The result is a new virtual reality experience that gives people around the world an unprecedented view into the aftermath of a natural disaster. [Update: The VR film has now been released, and you can check it out here.]
Darg and Mooser represent a new generation of humanitarian aid and disaster relief workers — blending the worlds of filmmaking, technology and journalism to tell the stories of people in crisis around the world, while giving their viewers and readers the tools to help.
“It’s our job to deliver food and water and rice, but it’s also our job to get the story out about what we’re seeing, to inspire people,” Mooser said. “There’s a moment when a disaster happens — you have a window to get people involved. Story, video and pictures are more important than ever in a disaster, because you have to be able to show people what’s happening.”
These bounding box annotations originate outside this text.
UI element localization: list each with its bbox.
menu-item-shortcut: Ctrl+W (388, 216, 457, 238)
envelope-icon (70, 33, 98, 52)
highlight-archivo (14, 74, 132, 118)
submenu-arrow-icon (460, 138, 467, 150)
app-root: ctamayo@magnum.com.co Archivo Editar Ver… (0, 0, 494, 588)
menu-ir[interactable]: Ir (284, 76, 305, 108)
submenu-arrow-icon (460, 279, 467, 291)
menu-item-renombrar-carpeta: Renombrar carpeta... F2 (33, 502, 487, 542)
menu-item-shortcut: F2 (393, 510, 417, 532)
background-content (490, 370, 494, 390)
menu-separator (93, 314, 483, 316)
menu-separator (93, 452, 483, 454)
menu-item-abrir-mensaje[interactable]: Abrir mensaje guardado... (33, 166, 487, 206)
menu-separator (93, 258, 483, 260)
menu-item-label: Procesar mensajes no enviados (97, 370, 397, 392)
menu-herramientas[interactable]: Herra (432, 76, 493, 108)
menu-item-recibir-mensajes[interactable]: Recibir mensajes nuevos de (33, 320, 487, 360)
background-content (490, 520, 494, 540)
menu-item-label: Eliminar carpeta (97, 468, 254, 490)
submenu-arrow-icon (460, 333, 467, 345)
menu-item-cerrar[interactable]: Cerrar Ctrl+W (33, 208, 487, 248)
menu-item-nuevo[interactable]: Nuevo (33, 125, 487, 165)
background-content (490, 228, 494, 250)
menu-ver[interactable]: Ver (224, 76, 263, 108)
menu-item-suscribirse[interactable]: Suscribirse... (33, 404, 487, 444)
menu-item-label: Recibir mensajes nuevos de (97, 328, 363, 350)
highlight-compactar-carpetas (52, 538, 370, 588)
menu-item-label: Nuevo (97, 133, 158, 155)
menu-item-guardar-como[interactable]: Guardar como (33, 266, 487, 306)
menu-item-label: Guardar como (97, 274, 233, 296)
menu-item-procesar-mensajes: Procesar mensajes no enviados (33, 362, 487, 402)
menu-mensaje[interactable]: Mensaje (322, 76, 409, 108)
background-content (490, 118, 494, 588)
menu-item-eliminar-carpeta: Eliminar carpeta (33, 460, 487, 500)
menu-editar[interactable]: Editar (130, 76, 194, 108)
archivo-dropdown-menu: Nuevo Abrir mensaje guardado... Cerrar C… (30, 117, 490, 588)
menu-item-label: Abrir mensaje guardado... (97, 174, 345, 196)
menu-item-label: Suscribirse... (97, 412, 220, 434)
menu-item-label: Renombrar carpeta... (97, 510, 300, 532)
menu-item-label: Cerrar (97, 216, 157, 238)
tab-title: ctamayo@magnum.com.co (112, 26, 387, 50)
Darg added, “The way that we get into these places is as aid workers, initially, and that is a real help to develop the access that we have. Having been there first as aid workers has helped us create the relationships, where people are comfortable for us to get the camera and tell the deeper story.”
The filmmakers were speaking during a visit to the Seattle headquarters of Paul Allen’s Vulcan Inc. on Monday for a special screening and discussion of their documentary short, Body Team 12, co-produced by Vulcan Productions and actress Olivia Wilde.
The film, the behind-the-scenes story of a Red Cross crew responsible for recovering bodies in Liberia at the height of the Ebola crisis, won the 2015 Grand Jury Prize for Best Documentary Short at Tribeca. Vulcan’s involvement is an example of its own work across global health initiatives and media. Among other efforts, the Microsoft co-founder donated $100 million to fight the disease through his family’s philanthropic foundation.
Speaking with Vulcan Productions general manager and creative director Carole Tomko yesterday, the RYOT co-founders explained how they got into filmmaking and humanitarian work. Mooser was in the Peace Corps, and Darg got his start shooting a film for a non-profit group.
“In the course of making that film, I fell more in love with the work that I was documenting than documenting the work,” Darg said. “I got the bug and started working for non-profits.”
Mooser noted that their work resonates especially well with Millennials, not only opening their eyes to the world but also giving them ways to help address the problems the filmmakers document.
One of their current initiatives, for example, is the Ebola Orphan Project, an outgrowth of their work on the Ebola documentary.
They also explained how their natural focus on short-form, quick-turnaround documentaries works increasingly well given the rise of mobile viewing.
“Because everybody gets all of their content on their phones now, it means for the first time in a long time there’s this real renaissance of content — documentaries, especially,” Mooser said. “That’s what has been really exciting for us: We can now tell these stories that we’ve been wanting to tell in totally new ways.
“It’s such an exciting moment. You don’t have to have a lot of money to tell a great story — you just have to be a great storyteller.”